Finding Zen in Cooking: The Road Leads to Culinary School—and Home | Food

Cooking has had a huge impact on Tyler Shields’ life.

As well as cancer as a teenager.

Growing up in a household with a single mother who worked outside the home, Shields says he started preparing meals for his family early.

“I would make spaghetti or sloppy cakes or something easy enough that a 6-, 7-, 8-year-old could make so I could feed my little sister,” he recalls. “The first thing my mom taught me was how to brown a hamburger until it was no longer pink. You add sauce and you’re done.

He eventually went to live with his father and entered the culinary program at the career and technical center where he lived in Saginaw.

“It kind of opened my eyes to what cooking was,” he says. “It helped me understand that it’s not ‘Chopped,’ it’s not ‘Chef.’ It’s a hard job that you have to love every day or you won’t make it.”

Shields entered cooking competitions and after graduating high school got the bug to go to culinary school.

“Once I got into culinary school, I loved it,” said Shields, 28, who lives in Messick.

Working in restaurants to help pay for tuition, he eventually began working as a sous chef. But he found he didn’t care for the restaurant job – he didn’t feel he could be creative enough.

“Most places, if you’re not the chef … it’s ‘Do this, do that,'” he says.

He now works as a personal banker for Fifth Third in Traverse City. He still enjoys the local food scene—“Traverse City is a food Mecca,” he says—and has channeled his passion for cooking into his own home and kitchen.

“I love the fact that it’s the absolute base level of creation—cooking is the base level of creating something,” he says. “You take a little bit of this, a little bit of that, and you make something amazing.

“I’m not a chef who does spectacular things, but some recipes I have to tinker with, I do. And a few recipes I come up with. I like to MacGyver cooking: I have this and that and see what I can do with it.”

His favorite ingredients include basil, cumin, garlic and sun-dried tomatoes.

“Garlic is one of my big favorites,” he says. “Cumin is one of those things that spices up everything good. You can put some in your chicken, your guac, in your cereal if you want – just kidding about the cereal.

He and his wife Veronica enjoy cooking together.

“We’ve been trying to get more inventive lately,” Shields explains.
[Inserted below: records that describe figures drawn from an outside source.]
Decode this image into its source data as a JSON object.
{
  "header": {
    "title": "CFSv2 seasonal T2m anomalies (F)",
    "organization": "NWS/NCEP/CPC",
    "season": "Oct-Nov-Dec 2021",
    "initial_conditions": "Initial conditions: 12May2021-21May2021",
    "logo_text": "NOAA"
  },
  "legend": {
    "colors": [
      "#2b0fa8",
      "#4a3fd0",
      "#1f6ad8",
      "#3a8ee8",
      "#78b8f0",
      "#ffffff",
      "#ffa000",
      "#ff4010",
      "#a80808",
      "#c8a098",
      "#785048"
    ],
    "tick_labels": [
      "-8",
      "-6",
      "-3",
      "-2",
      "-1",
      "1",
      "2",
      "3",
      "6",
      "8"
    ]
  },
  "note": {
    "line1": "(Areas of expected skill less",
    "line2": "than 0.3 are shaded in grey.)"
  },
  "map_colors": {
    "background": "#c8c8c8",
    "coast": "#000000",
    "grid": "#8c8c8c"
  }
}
By subscribing to an affordable meal kit company, EveryPlate, they use the ingredients as a base to come up with their own versions of recommended meals.

“It’s cheaper than groceries,” he says. “We get three meals a week.
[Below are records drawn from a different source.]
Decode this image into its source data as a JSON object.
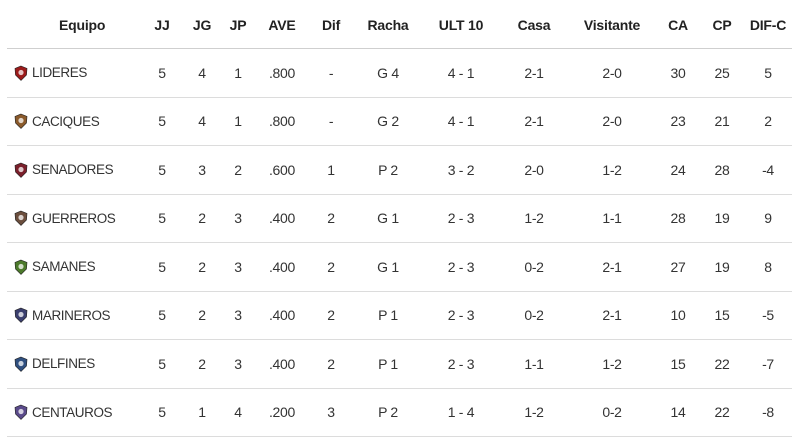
{
  "headers": {
    "team": "Equipo",
    "jj": "JJ",
    "jg": "JG",
    "jp": "JP",
    "ave": "AVE",
    "dif": "Dif",
    "racha": "Racha",
    "ult10": "ULT 10",
    "casa": "Casa",
    "visitante": "Visitante",
    "ca": "CA",
    "cp": "CP",
    "difc": "DIF-C"
  },
  "rows": [
    {
      "team": "LIDERES",
      "logo": "lideres-logo",
      "logo_color": "#9b1b1b",
      "jj": "5",
      "jg": "4",
      "jp": "1",
      "ave": ".800",
      "dif": "-",
      "racha": "G 4",
      "ult10": "4 - 1",
      "casa": "2-1",
      "visitante": "2-0",
      "ca": "30",
      "cp": "25",
      "difc": "5"
    },
    {
      "team": "CACIQUES",
      "logo": "caciques-logo",
      "logo_color": "#8a5a2b",
      "jj": "5",
      "jg": "4",
      "jp": "1",
      "ave": ".800",
      "dif": "-",
      "racha": "G 2",
      "ult10": "4 - 1",
      "casa": "2-1",
      "visitante": "2-0",
      "ca": "23",
      "cp": "21",
      "difc": "2"
    },
    {
      "team": "SENADORES",
      "logo": "senadores-logo",
      "logo_color": "#7a1f2b",
      "jj": "5",
      "jg": "3",
      "jp": "2",
      "ave": ".600",
      "dif": "1",
      "racha": "P 2",
      "ult10": "3 - 2",
      "casa": "2-0",
      "visitante": "1-2",
      "ca": "24",
      "cp": "28",
      "difc": "-4"
    },
    {
      "team": "GUERREROS",
      "logo": "guerreros-logo",
      "logo_color": "#6b4e3d",
      "jj": "5",
      "jg": "2",
      "jp": "3",
      "ave": ".400",
      "dif": "2",
      "racha": "G 1",
      "ult10": "2 - 3",
      "casa": "1-2",
      "visitante": "1-1",
      "ca": "28",
      "cp": "19",
      "difc": "9"
    },
    {
      "team": "SAMANES",
      "logo": "samanes-logo",
      "logo_color": "#4c7a2b",
      "jj": "5",
      "jg": "2",
      "jp": "3",
      "ave": ".400",
      "dif": "2",
      "racha": "G 1",
      "ult10": "2 - 3",
      "casa": "0-2",
      "visitante": "2-1",
      "ca": "27",
      "cp": "19",
      "difc": "8"
    },
    {
      "team": "MARINEROS",
      "logo": "marineros-logo",
      "logo_color": "#3b3f6e",
      "jj": "5",
      "jg": "2",
      "jp": "3",
      "ave": ".400",
      "dif": "2",
      "racha": "P 1",
      "ult10": "2 - 3",
      "casa": "0-2",
      "visitante": "2-1",
      "ca": "10",
      "cp": "15",
      "difc": "-5"
    },
    {
      "team": "DELFINES",
      "logo": "delfines-logo",
      "logo_color": "#2f4f7f",
      "jj": "5",
      "jg": "2",
      "jp": "3",
      "ave": ".400",
      "dif": "2",
      "racha": "P 1",
      "ult10": "2 - 3",
      "casa": "1-1",
      "visitante": "1-2",
      "ca": "15",
      "cp": "22",
      "difc": "-7"
    },
    {
      "team": "CENTAUROS",
      "logo": "centauros-logo",
      "logo_color": "#5a4a8a",
      "jj": "5",
      "jg": "1",
      "jp": "4",
      "ave": ".200",
      "dif": "3",
      "racha": "P 2",
      "ult10": "1 - 4",
      "casa": "1-2",
      "visitante": "0-2",
      "ca": "14",
      "cp": "22",
      "difc": "-8"
    }
  ]
}
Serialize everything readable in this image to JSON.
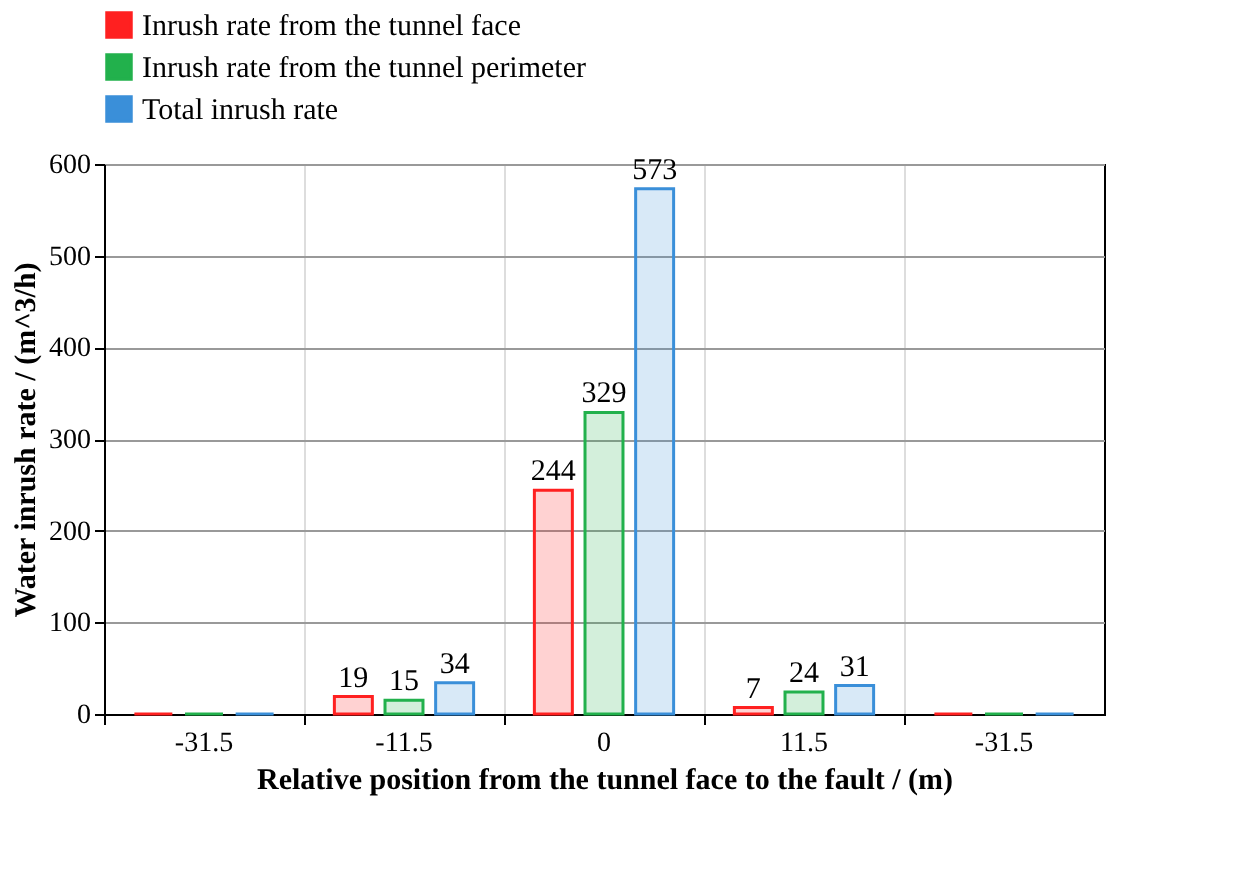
{
  "chart_data": {
    "type": "bar",
    "categories": [
      "-31.5",
      "-11.5",
      "0",
      "11.5",
      "-31.5"
    ],
    "xlabel": "Relative position from the tunnel face to the fault / (m)",
    "ylabel": "Water inrush rate /  (m^3/h)",
    "ylim": [
      0,
      600
    ],
    "yticks": [
      0,
      100,
      200,
      300,
      400,
      500,
      600
    ],
    "grid": true,
    "legend": "top",
    "series": [
      {
        "name": "Inrush rate from the tunnel face",
        "color": "#ff2020",
        "values": [
          0,
          19,
          244,
          7,
          0
        ],
        "value_labels": [
          null,
          "19",
          "244",
          "7",
          null
        ]
      },
      {
        "name": "Inrush rate from the tunnel perimeter",
        "color": "#22b14c",
        "values": [
          0,
          15,
          329,
          24,
          0
        ],
        "value_labels": [
          null,
          "15",
          "329",
          "24",
          null
        ]
      },
      {
        "name": "Total inrush rate",
        "color": "#3a8fd9",
        "values": [
          0,
          34,
          573,
          31,
          0
        ],
        "value_labels": [
          null,
          "34",
          "573",
          "31",
          null
        ]
      }
    ]
  }
}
“We choose them, but when we do them … we’ll start changing from there.”

He also likes to make chicken enchiladas and an easy pasta carbonara recipe. Using cream cheese instead of more traditional ingredients is one of his favorites.

Meanwhile, he is working on a book that is the result of a diagnosis of brain cancer at the age of 16. At the time, that meant extensive brain surgery, weeks in the hospital—a year and a half off his life, though he still graduated high school on time. Titled ‘A Cracked Coconut Memoir’, it aims to help people of all ages facing cancer. The book is in process on Amazon, he said, and is not yet available for purchase.

“It’s going to be very much to … help people going through cancer and find meaning in the bad things in the world, and if nothing else, just laugh,” he says. “There are quite a few stories about my wacky family.”

One of the things that kept him going through this difficult time was cooking.

“When I was going through radiation, I would go through classes at a culinary tech center and make recipes and bring them to the radiation patients and the chemotherapy patients who were there with me — cakes, muffins, cookies, pasta and chicken dishes,” he recalls. “I may not have been hungry, but some of them were. I just like to make people happy.”

He also found cooking in the evenings therapeutic.

“Unless I wasn’t feeling well — which with radiation, a lot of nights you’re not feeling well — I was at home cooking,” he says. “It was my Zen time.”

Linguine Carbonara

1 chicken breast, cut into butterfly pieces




sage tea

Salt pepper

3 T. butter

2 cloves of garlic, minced

2 Roma tomatoes, diced

Dash cumin (because he loves cumin)

4 T. cream cheese

1 lb. linguini

Season the chicken breasts with salt, pepper, oregano, basil, parsley, and sage. Fry it in a pan in olive oil, turning until cooked. Let rest for a few minutes and then slice.

In a separate pan, melt the butter. Add and sauté the garlic. Add the diced tomatoes and cumin, stirring. Add the cream cheese with a little pasta water, stirring. Then add ½ cup grated parmesan cheese to the sauce. Mix the chicken and pour the sauce over the cooked pasta. Finish with grated or grated parmesan.